Selon d'innombrables études, le méthane élimine les effets bénéfiques du gaz de schiste sur le climat.
On aurait tort de s'endormir pour tout ce qui touche aux hydrocarbures non conventionnels. L'Amérique s'est réengagée les yeux fermés dans l'exploitation à outrance de son sous-sol, et cela pourrait donner des idées aux foreurs entêtés de ce côté de l'Atlantique.
Alors, n'hésitons pas à nous répéter et à mettre sans relâche sur la table les dangers de cette exploitation. On ne sait jamais!
Traduction personnelle d'un article de Think Progress écrit par Joe Romm.
a fracturation hydraulique n'est pas bonne pour le climat. Ou, pour le dire un peu plus scientifiquement,"Au moment où le gaz naturel aura un net avantage climatique, vous serez probablement mort et le climat sera ruiné", comme je l'ai écrit il y a deux ans.
De nouvelles données satellitaires et des observations de surface analysées par les chercheurs de Harvard confirment les données et observations antérieures: les émissions de méthane aux États-Unis sont considérablement plus élevées que ne le montrent les chiffres officiels de l'EPA (agence américaine de l'environnement). Fait significatif, les chiffres de l'EPA sont principalement basés sur des estimations fournies par l'industrie, et non sur des mesures réelles.
Bien que cette nouvelle étude n'attribue pas une source précise à l'augmentation remarquable de 30% des émissions de méthane aux États-Unis entre 2002 et 2014, de nombreuses autres études ont identifié la source de ces émissions comme étant les fuites de méthane provenant du système de production et de livraison de gaz naturel.

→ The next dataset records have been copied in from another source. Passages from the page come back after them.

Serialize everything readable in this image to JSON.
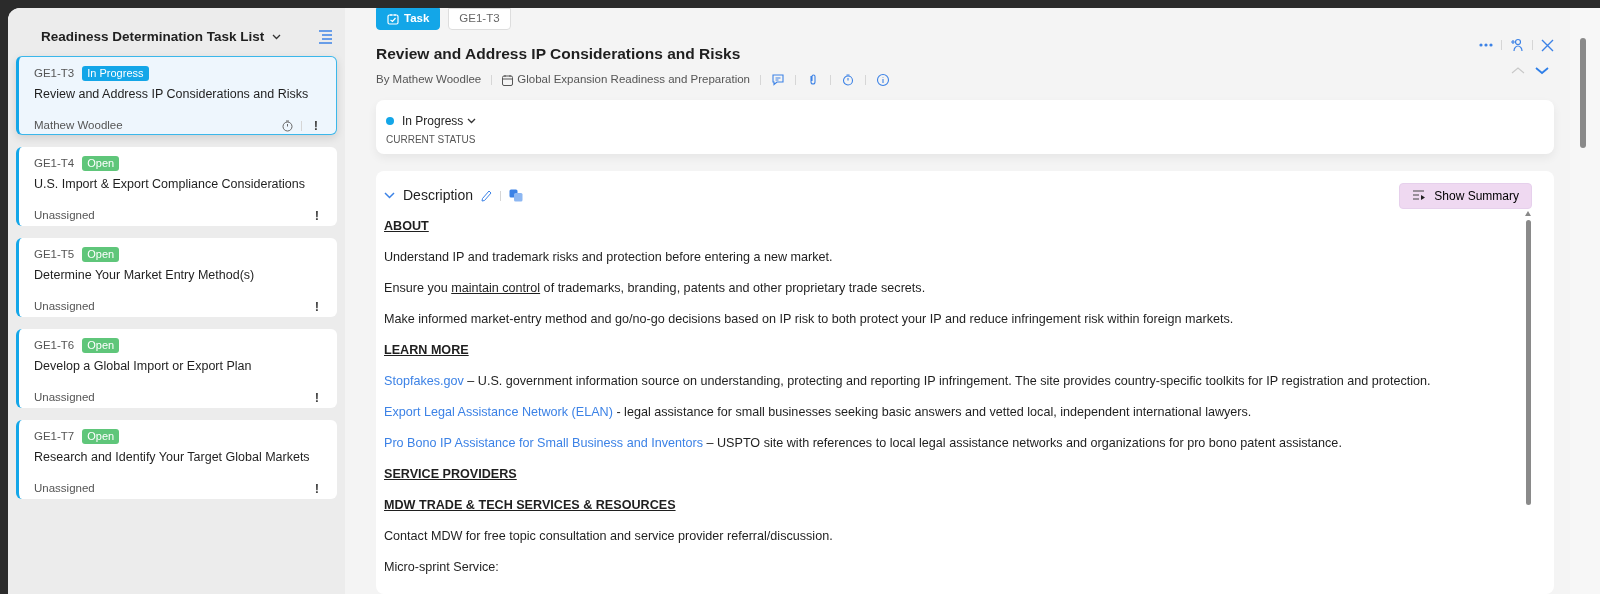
{
  "task_list": {
    "title": "Readiness Determination Task List",
    "tasks": [
      {
        "id": "GE1-T3",
        "status": "In Progress",
        "color": "#13a6e8",
        "title": "Review and Address IP Considerations and Risks",
        "assignee": "Mathew Woodlee",
        "timer": true,
        "priority": "!",
        "selected": true
      },
      {
        "id": "GE1-T4",
        "status": "Open",
        "color": "#5fc67a",
        "title": "U.S. Import & Export Compliance Considerations",
        "assignee": "Unassigned",
        "timer": false,
        "priority": "!",
        "selected": false
      },
      {
        "id": "GE1-T5",
        "status": "Open",
        "color": "#5fc67a",
        "title": "Determine Your Market Entry Method(s)",
        "assignee": "Unassigned",
        "timer": false,
        "priority": "!",
        "selected": false
      },
      {
        "id": "GE1-T6",
        "status": "Open",
        "color": "#5fc67a",
        "title": "Develop a Global Import or Export Plan",
        "assignee": "Unassigned",
        "timer": false,
        "priority": "!",
        "selected": false
      },
      {
        "id": "GE1-T7",
        "status": "Open",
        "color": "#5fc67a",
        "title": "Research and Identify Your Target Global Markets",
        "assignee": "Unassigned",
        "timer": false,
        "priority": "!",
        "selected": false
      }
    ]
  },
  "detail": {
    "tabs": [
      {
        "label": "Task",
        "kind": "type",
        "selected": true
      },
      {
        "label": "GE1-T3",
        "kind": "id",
        "selected": false
      }
    ],
    "title": "Review and Address IP Considerations and Risks",
    "author": "By Mathew Woodlee",
    "project": "Global Expansion Readiness and Preparation",
    "nav": [
      {
        "kind": "previous",
        "disabled": true
      },
      {
        "kind": "next",
        "disabled": false
      }
    ],
    "status": {
      "label": "In Progress",
      "color": "#13a6e8",
      "caption": "CURRENT STATUS"
    },
    "description": {
      "title": "Description",
      "summary_button": "Show Summary",
      "paragraphs": [
        {
          "kind": "heading",
          "parts": [
            {
              "kind": "plain",
              "text": "ABOUT"
            }
          ]
        },
        {
          "kind": "text",
          "parts": [
            {
              "kind": "plain",
              "text": "Understand IP and trademark risks and protection before entering a new market."
            }
          ]
        },
        {
          "kind": "text",
          "parts": [
            {
              "kind": "plain",
              "text": "Ensure you "
            },
            {
              "kind": "underline",
              "text": "maintain control"
            },
            {
              "kind": "plain",
              "text": " of trademarks, branding, patents and other proprietary trade secrets."
            }
          ]
        },
        {
          "kind": "text",
          "parts": [
            {
              "kind": "plain",
              "text": "Make informed market-entry method and go/no-go decisions based on IP risk to both protect your IP and reduce infringement risk within foreign markets."
            }
          ]
        },
        {
          "kind": "heading",
          "parts": [
            {
              "kind": "plain",
              "text": "LEARN MORE"
            }
          ]
        },
        {
          "kind": "text",
          "parts": [
            {
              "kind": "link",
              "text": "Stopfakes.gov"
            },
            {
              "kind": "plain",
              "text": " – U.S. government information source on understanding, protecting and reporting IP infringement. The site provides country-specific toolkits for IP registration and protection."
            }
          ]
        },
        {
          "kind": "text",
          "parts": [
            {
              "kind": "link",
              "text": "Export Legal Assistance Network (ELAN)"
            },
            {
              "kind": "plain",
              "text": " - legal assistance for small businesses seeking basic answers and vetted local, independent international lawyers."
            }
          ]
        },
        {
          "kind": "text",
          "parts": [
            {
              "kind": "link",
              "text": "Pro Bono IP Assistance for Small Business and Inventors"
            },
            {
              "kind": "plain",
              "text": " – USPTO site with references to local legal assistance networks and organizations for pro bono patent assistance."
            }
          ]
        },
        {
          "kind": "heading",
          "parts": [
            {
              "kind": "plain",
              "text": "SERVICE PROVIDERS"
            }
          ]
        },
        {
          "kind": "heading",
          "parts": [
            {
              "kind": "plain",
              "text": "MDW TRADE & TECH SERVICES & RESOURCES"
            }
          ]
        },
        {
          "kind": "text",
          "parts": [
            {
              "kind": "plain",
              "text": "Contact MDW for free topic consultation and service provider referral/discussion."
            }
          ]
        },
        {
          "kind": "text",
          "parts": [
            {
              "kind": "plain",
              "text": "Micro-sprint Service:"
            }
          ]
        }
      ]
    }
  }
}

Le principal problème climatique est que le gaz naturel est essentiellement du méthane (CH4), un gaz à effet de serre super-puissant, qui emprisonne 86 fois plus de chaleur que le CO2 sur une période de 20 ans. C'est pourquoi de nombreuses études ont montré que même un taux de fuite très faible peut avoir un impact important sur le climat - suffisamment pour mettre fin à l'avantage de passer du charbon au gaz pendant une longue période.
Pire encore, d'autres études constatent - surprise, surprise - que les centrales au gaz naturel ne remplacent pas uniquement les centrales à charbon à haute teneur en carbone. Ils remplacent souvent des sources d'énergie à très faible teneur en carbone comme le solaire, l'éolien, le nucléaire et même l'efficacité énergétique. Cela signifie que même un taux de fuite très faible annule les éventuels avantages climatiques de la fracturation hydraulique.
En effet, des chercheurs ont confirmé en 2014 que - même si les fuites de méthane étaient nulles - "l'utilisation accrue de gaz naturel pour l'électricité ne réduiraient pas substantiellement les émissions de GES[gaz à effet de serre] des États-Unis, et en retardant le déploiement de technologies d'énergie renouvelable, pourrait en fait exacerber le problème du changement climatique à long terme". En fait, une étude effectuée le mois dernier a révélé que le gaz naturel et les énergies renouvelables se font directement concurrence pour remplacer les centrales au charbon au Canada.
Toutes ces constatations confirment les préoccupations sur les taux de fuite élevés, soulevées par les professeurs Howarth, Santoro et Ingraffea de Cornell, que j'ai rapportées en 2011. Howarth a déclaré à Climate Central cette semaine que l'augmentation des émissions de méthane " doit très certainement provenir de la décomposition et de l'augmentation de l'utilisation du gaz naturel ". Howarth note que même avec des réductions importantes de CO2, nous nous dirigeons vers un réchauffement dangereux de 2°C d'ici le milieu du siècle.
Mais la planète réagit beaucoup plus rapidement au méthane, si bien qu'une réduction des émissions de méthane " ralentirait immédiatement le rythme du réchauffement climatique ", a-t-il déclaré.
La bonne nouvelle, c'est que les énergies renouvelables sont prêtes à "servir" une économie moderne, de sorte que nous n'avons pas besoin de compter sur le gaz naturel comme "pont" vers un avenir sans carbone. La mauvaise nouvelle, c'est que beaucoup de gens vantent encore les prétendus avantages climatiques de la révolution du gaz de schiste - malgré le manque d'observations et d'analyses à l'appui de ce point de vue et la pléthore de données et de recherches qui le contredisent.